In the ten presidential elections from 1796 to 1832, Tennessee went for the winner eight times. In 1796 (Tennessee’s first election for president), the state’s three electoral votes were cast for Thomas Jefferson, but John Adams was elected. Tennesseans supported Jefferson again in 1800, when he won, and again in 1804, when he was reelected.
James Madison and James Monroe received the state’s electoral votes for two terms each. In 1824 Andrew Jackson carried Tennessee and won the popular vote but failed to win a majority of electoral votes. In the House of Representatives, John Quincy Adams (a National Republican) was elected president. Andrew Jackson got his revenge in 1828 and was reelected in 1832, both times carrying Tennessee.
Jackson exerted little political influence on his state once his presidential career was over. From 1796 to 1832 Tennessee voted solidly for candidates who would be modern Democrats. Beginning in 1836, they started voting for Whigs (the predecessor of today’s Republican Party). Jackson could not carry Tennessee for his handpicked successor, Martin Van Buren. The state’s electoral votes in 1836 went to a native son, Senator Hugh Lawson White, a Whig.
In the nine national elections from 1836 to 1868, Tennessee voted in only eight of them since it did not participate in 1864 due to its membership in the Confederacy. Tennesseans voted for winners four times and losers four times. Whig candidates carried the state in 1840 (William Henry Harrison), 1844 (Henry Clay), 1848 (Zachary Taylor), and 1852 (Winfield Scott). The 1844 Tennessee election was notable since Clay defeated James K. Polk–a Tennessean who won the presidency even though losing his own state.

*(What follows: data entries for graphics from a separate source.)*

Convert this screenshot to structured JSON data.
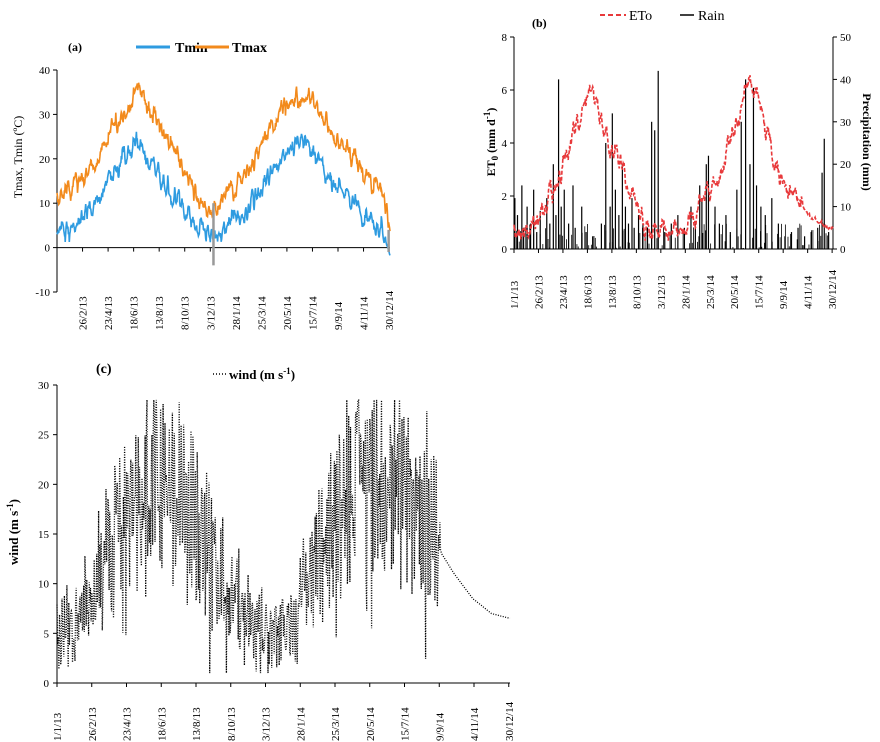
{
  "chart_data": [
    {
      "panel": "(a)",
      "type": "line",
      "ylabel": "Tmax, Tmin (ºC)",
      "ylim": [
        -10,
        40
      ],
      "yticks": [
        -10,
        0,
        10,
        20,
        30,
        40
      ],
      "x_tick_labels": [
        "26/2/13",
        "23/4/13",
        "18/6/13",
        "13/8/13",
        "8/10/13",
        "3/12/13",
        "28/1/14",
        "25/3/14",
        "20/5/14",
        "15/7/14",
        "9/9/14",
        "4/11/14",
        "30/12/14"
      ],
      "series": [
        {
          "name": "Tmin",
          "color": "#2e9be0",
          "anchors": [
            [
              0,
              4
            ],
            [
              30,
              4
            ],
            [
              60,
              7
            ],
            [
              100,
              12
            ],
            [
              150,
              21
            ],
            [
              175,
              24
            ],
            [
              200,
              20
            ],
            [
              240,
              14
            ],
            [
              300,
              6
            ],
            [
              320,
              4
            ],
            [
              335,
              3
            ],
            [
              360,
              4
            ],
            [
              400,
              7
            ],
            [
              440,
              12
            ],
            [
              490,
              20
            ],
            [
              540,
              24
            ],
            [
              570,
              20
            ],
            [
              600,
              15
            ],
            [
              650,
              10
            ],
            [
              690,
              5
            ],
            [
              712,
              4
            ],
            [
              730,
              -1
            ]
          ]
        },
        {
          "name": "Tmax",
          "color": "#f28a1c",
          "anchors": [
            [
              0,
              12
            ],
            [
              30,
              13
            ],
            [
              60,
              16
            ],
            [
              100,
              23
            ],
            [
              150,
              31
            ],
            [
              175,
              35
            ],
            [
              200,
              32
            ],
            [
              240,
              25
            ],
            [
              300,
              13
            ],
            [
              320,
              10
            ],
            [
              335,
              9
            ],
            [
              360,
              10
            ],
            [
              400,
              15
            ],
            [
              440,
              21
            ],
            [
              490,
              31
            ],
            [
              540,
              35
            ],
            [
              570,
              32
            ],
            [
              600,
              27
            ],
            [
              650,
              20
            ],
            [
              690,
              14
            ],
            [
              712,
              13
            ],
            [
              730,
              5
            ]
          ]
        }
      ]
    },
    {
      "panel": "(b)",
      "type": "line+bar",
      "ylabel_left": "ET0 (mm d-1)",
      "ylabel_right": "Precipitation (mm)",
      "ylim_left": [
        0,
        8
      ],
      "yticks_left": [
        0,
        2,
        4,
        6,
        8
      ],
      "ylim_right": [
        0,
        50
      ],
      "yticks_right": [
        0,
        10,
        20,
        30,
        40,
        50
      ],
      "x_tick_labels": [
        "1/1/13",
        "26/2/13",
        "23/4/13",
        "18/6/13",
        "13/8/13",
        "8/10/13",
        "3/12/13",
        "28/1/14",
        "25/3/14",
        "20/5/14",
        "15/7/14",
        "9/9/14",
        "4/11/14",
        "30/12/14"
      ],
      "series": [
        {
          "name": "ETo",
          "color": "#e8393b",
          "style": "dashed",
          "anchors": [
            [
              0,
              0.8
            ],
            [
              40,
              1.0
            ],
            [
              80,
              2.0
            ],
            [
              110,
              3.0
            ],
            [
              150,
              5.0
            ],
            [
              175,
              6.2
            ],
            [
              195,
              5.2
            ],
            [
              220,
              4.0
            ],
            [
              250,
              3.0
            ],
            [
              280,
              1.5
            ],
            [
              300,
              0.8
            ],
            [
              330,
              0.7
            ],
            [
              365,
              0.7
            ],
            [
              400,
              1.0
            ],
            [
              430,
              1.7
            ],
            [
              470,
              3.0
            ],
            [
              500,
              4.5
            ],
            [
              530,
              5.8
            ],
            [
              545,
              6.3
            ],
            [
              560,
              5.5
            ],
            [
              580,
              4.2
            ],
            [
              600,
              3.0
            ],
            [
              640,
              2.0
            ],
            [
              680,
              1.2
            ],
            [
              710,
              0.9
            ],
            [
              730,
              0.8
            ]
          ]
        },
        {
          "name": "Rain",
          "color": "#000000",
          "style": "spikes",
          "spikes": [
            [
              2,
              12
            ],
            [
              8,
              8
            ],
            [
              18,
              15
            ],
            [
              22,
              5
            ],
            [
              30,
              10
            ],
            [
              38,
              6
            ],
            [
              45,
              14
            ],
            [
              52,
              4
            ],
            [
              60,
              9
            ],
            [
              75,
              12
            ],
            [
              82,
              6
            ],
            [
              90,
              20
            ],
            [
              96,
              8
            ],
            [
              102,
              40
            ],
            [
              108,
              10
            ],
            [
              115,
              14
            ],
            [
              125,
              6
            ],
            [
              135,
              15
            ],
            [
              140,
              5
            ],
            [
              155,
              10
            ],
            [
              165,
              4
            ],
            [
              180,
              3
            ],
            [
              200,
              6
            ],
            [
              210,
              25
            ],
            [
              220,
              10
            ],
            [
              225,
              32
            ],
            [
              232,
              14
            ],
            [
              240,
              8
            ],
            [
              248,
              20
            ],
            [
              255,
              10
            ],
            [
              262,
              6
            ],
            [
              270,
              12
            ],
            [
              275,
              5
            ],
            [
              285,
              8
            ],
            [
              295,
              6
            ],
            [
              305,
              5
            ],
            [
              315,
              30
            ],
            [
              322,
              28
            ],
            [
              330,
              42
            ],
            [
              345,
              4
            ],
            [
              360,
              6
            ],
            [
              375,
              8
            ],
            [
              390,
              5
            ],
            [
              405,
              10
            ],
            [
              415,
              6
            ],
            [
              425,
              15
            ],
            [
              430,
              12
            ],
            [
              440,
              20
            ],
            [
              445,
              22
            ],
            [
              460,
              10
            ],
            [
              470,
              6
            ],
            [
              485,
              8
            ],
            [
              495,
              4
            ],
            [
              510,
              14
            ],
            [
              520,
              30
            ],
            [
              530,
              40
            ],
            [
              540,
              20
            ],
            [
              548,
              38
            ],
            [
              555,
              15
            ],
            [
              565,
              10
            ],
            [
              575,
              8
            ],
            [
              590,
              12
            ],
            [
              605,
              6
            ],
            [
              620,
              3
            ],
            [
              635,
              4
            ],
            [
              650,
              5
            ],
            [
              665,
              3
            ],
            [
              680,
              4
            ],
            [
              695,
              5
            ],
            [
              705,
              18
            ],
            [
              710,
              26
            ],
            [
              720,
              4
            ]
          ]
        }
      ]
    },
    {
      "panel": "(c)",
      "type": "line",
      "ylabel": "wind (m s-1)",
      "ylim": [
        0,
        30
      ],
      "yticks": [
        0,
        5,
        10,
        15,
        20,
        25,
        30
      ],
      "x_tick_labels": [
        "1/1/13",
        "26/2/13",
        "23/4/13",
        "18/6/13",
        "13/8/13",
        "8/10/13",
        "3/12/13",
        "28/1/14",
        "25/3/14",
        "20/5/14",
        "15/7/14",
        "9/9/14",
        "4/11/14",
        "30/12/14"
      ],
      "series": [
        {
          "name": "wind",
          "color": "#000000",
          "style": "dotted",
          "anchors": [
            [
              0,
              5
            ],
            [
              30,
              6
            ],
            [
              60,
              10
            ],
            [
              90,
              14
            ],
            [
              110,
              17
            ],
            [
              140,
              20
            ],
            [
              165,
              21
            ],
            [
              190,
              19
            ],
            [
              220,
              17
            ],
            [
              250,
              13
            ],
            [
              280,
              9
            ],
            [
              310,
              6
            ],
            [
              335,
              5
            ],
            [
              360,
              5
            ],
            [
              380,
              6
            ],
            [
              400,
              10
            ],
            [
              425,
              14
            ],
            [
              450,
              18
            ],
            [
              475,
              21
            ],
            [
              500,
              22
            ],
            [
              530,
              21
            ],
            [
              560,
              20
            ],
            [
              590,
              18
            ],
            [
              610,
              15
            ],
            [
              620,
              13
            ],
            [
              640,
              11
            ],
            [
              670,
              8.5
            ],
            [
              700,
              7
            ],
            [
              730,
              6.5
            ]
          ],
          "data_end_day": 618
        }
      ]
    }
  ],
  "panels": {
    "a": {
      "label": "(a)",
      "legend": [
        "Tmin",
        "Tmax"
      ]
    },
    "b": {
      "label": "(b)",
      "legend": [
        "ETo",
        "Rain"
      ]
    },
    "c": {
      "label": "(c)",
      "legend": [
        "wind (m s"
      ],
      "legend_sup": "-1",
      "legend_close": ")"
    }
  },
  "axes_text": {
    "a_ylabel": "Tmax, Tmin (ºC)",
    "b_ylabel_main": "ET",
    "b_ylabel_sub": "0",
    "b_ylabel_unit": "(mm d",
    "b_ylabel_sup": "-1",
    "b_ylabel_close": ")",
    "b_ylabel_right": "Precipitation (mm)",
    "c_ylabel_main": "wind (m s",
    "c_ylabel_sup": "-1",
    "c_ylabel_close": ")"
  },
  "colors": {
    "tmin": "#2e9be0",
    "tmax": "#f28a1c",
    "eto": "#e8393b",
    "rain": "#000000",
    "wind": "#000000",
    "gap": "#999999"
  }
}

Only in 1856, the last election before the Civil War, did Tennessee return to the Democratic column, voting for James Buchanan of Pennsylvania. In 1860 the state rejected the major candidates–Abraham Lincoln (Republican), Stephen A. Douglas (Democrat) and John C. Breckinridge (Southern Democrat)–and supported instead another native son, John Bell (Constitutional Union), a former Whig who had been a Speaker of the U.S. House of Representatives and a U.S. senator.

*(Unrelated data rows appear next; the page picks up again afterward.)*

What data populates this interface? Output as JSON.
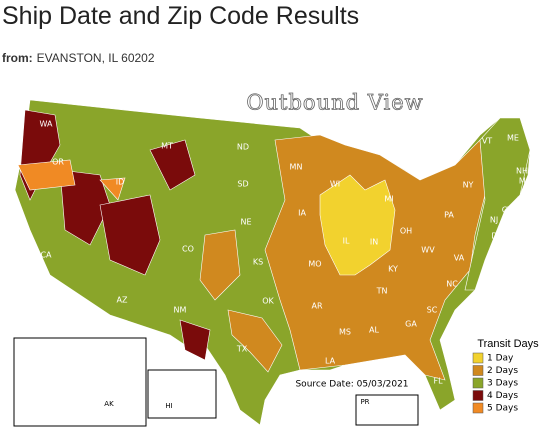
{
  "header": {
    "title": "Ship Date and Zip Code Results",
    "origin_label": "from:",
    "origin": "EVANSTON, IL 60202"
  },
  "map": {
    "title": "Outbound View",
    "state_labels": [
      "WA",
      "OR",
      "CA",
      "ID",
      "MT",
      "ND",
      "SD",
      "NE",
      "CO",
      "KS",
      "OK",
      "TX",
      "NM",
      "AZ",
      "MN",
      "IA",
      "WI",
      "MI",
      "IL",
      "IN",
      "OH",
      "MO",
      "KY",
      "TN",
      "AR",
      "MS",
      "AL",
      "GA",
      "LA",
      "FL",
      "SC",
      "NC",
      "VA",
      "WV",
      "PA",
      "NY",
      "MD",
      "DE",
      "NJ",
      "CT",
      "RI",
      "MA",
      "NH",
      "VT",
      "ME"
    ],
    "insets": [
      "AK",
      "HI",
      "PR"
    ],
    "source": "Source Date: 05/03/2021"
  },
  "legend": {
    "title": "Transit Days",
    "items": [
      {
        "label": "1 Day",
        "color": "#f2d22e"
      },
      {
        "label": "2 Days",
        "color": "#d0891f"
      },
      {
        "label": "3 Days",
        "color": "#8aa52a"
      },
      {
        "label": "4 Days",
        "color": "#7a0b0b"
      },
      {
        "label": "5 Days",
        "color": "#f08a24"
      }
    ]
  }
}
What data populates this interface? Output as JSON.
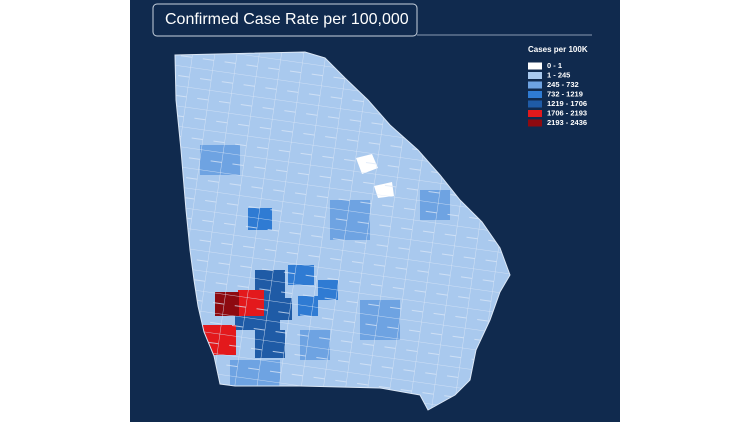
{
  "title": "Confirmed Case Rate per 100,000",
  "legend": {
    "title": "Cases per 100K",
    "items": [
      {
        "label": "0 - 1",
        "color": "#ffffff"
      },
      {
        "label": "1 - 245",
        "color": "#a9c9ee"
      },
      {
        "label": "245 - 732",
        "color": "#6ea3e2"
      },
      {
        "label": "732 - 1219",
        "color": "#2f7bd3"
      },
      {
        "label": "1219 - 1706",
        "color": "#1f5ba6"
      },
      {
        "label": "1706 - 2193",
        "color": "#e3191c"
      },
      {
        "label": "2193 - 2436",
        "color": "#8e0a10"
      }
    ]
  }
}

Tennessee, in July 1866, became the first Confederate state to reenter the Union. With Reconstruction still at full tide, the state cast its electoral votes for Ulysses S. Grant in 1868. Tennessee would not support another Republican candidate for over a half-century. In the twelve presidential elections from 1872 to 1916, Tennessee supported the Democrat every time, backing the winner only four times (Grover Cleveland twice and Woodrow Wilson twice). The state’s electoral votes went to losers Horace Greeley (1872), Samuel J. Tilden (1876), Winfield Scott Hancock (1880), William Jennings Bryan (1896, 1900, and 1908), and Alton B. Parker (1904).
Following World War I, no clear voting pattern emerged. Warren G. Harding (Republican) carried the state in 1920, but in 1924 Tennessee rejected Calvin Coolidge and cast its votes for the Democratic candidate, John W. Davis. In 1928, however, the state returned to the Republican column and backed Herbert Hoover over Al Smith.

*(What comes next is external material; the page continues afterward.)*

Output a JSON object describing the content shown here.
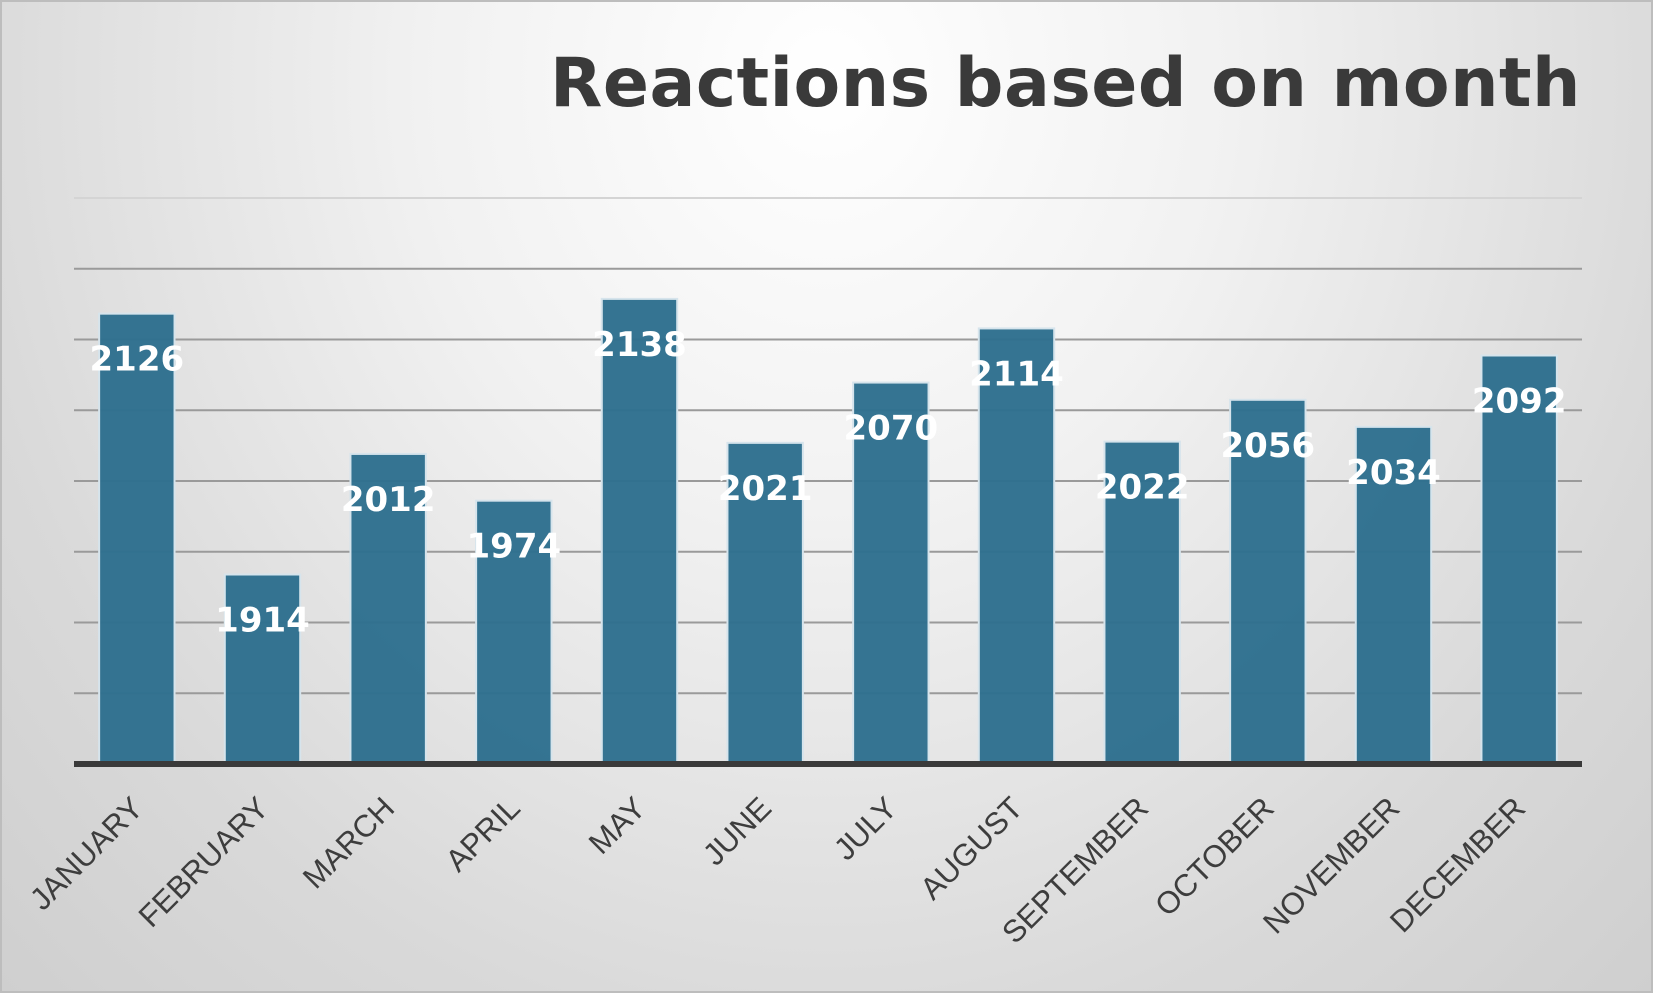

Tennessee swung toward the Democrats again four years later, and Franklin D. Roosevelt won the state in 1932, 1936, 1940, and 1944. In 1948 the state cast eleven electoral votes for Harry Truman and one vote for Strom Thurmond’s States’ Rights Party.
The year 1952 began a forty-year domination by Republicans in Tennessee presidential elections. Of the twelve elections in this period, Tennessee voted Republican eight times. Even more significantly, the state backed the winner in eleven of the twelve elections. Only in 1960, when Richard Nixon was favored over John F. Kennedy, did Tennesseans back a losing candidate. The only three Democrats who won the state during this time were Lyndon Johnson (1964), Jimmy Carter (1976), and Bill Clinton (1992 and 1996). Even in 1956, when Senator Estes Kefauver was the running mate of Adlai Stevenson, Tennessee stayed in the Republican column. Tennessee’s tilt toward Bill Clinton in 1996 marked the first time since 1944 that the state voted for a Democrat in consecutive elections. The election of 2000 ended that trend, however, as Republican George W. Bush carried Tennessee over native son Albert Gore Jr. As many commentators have since pointed out, if Gore had carried Tennessee in 2000, the state’s electoral votes would have given him the presidency in the closest presidential election since 1876.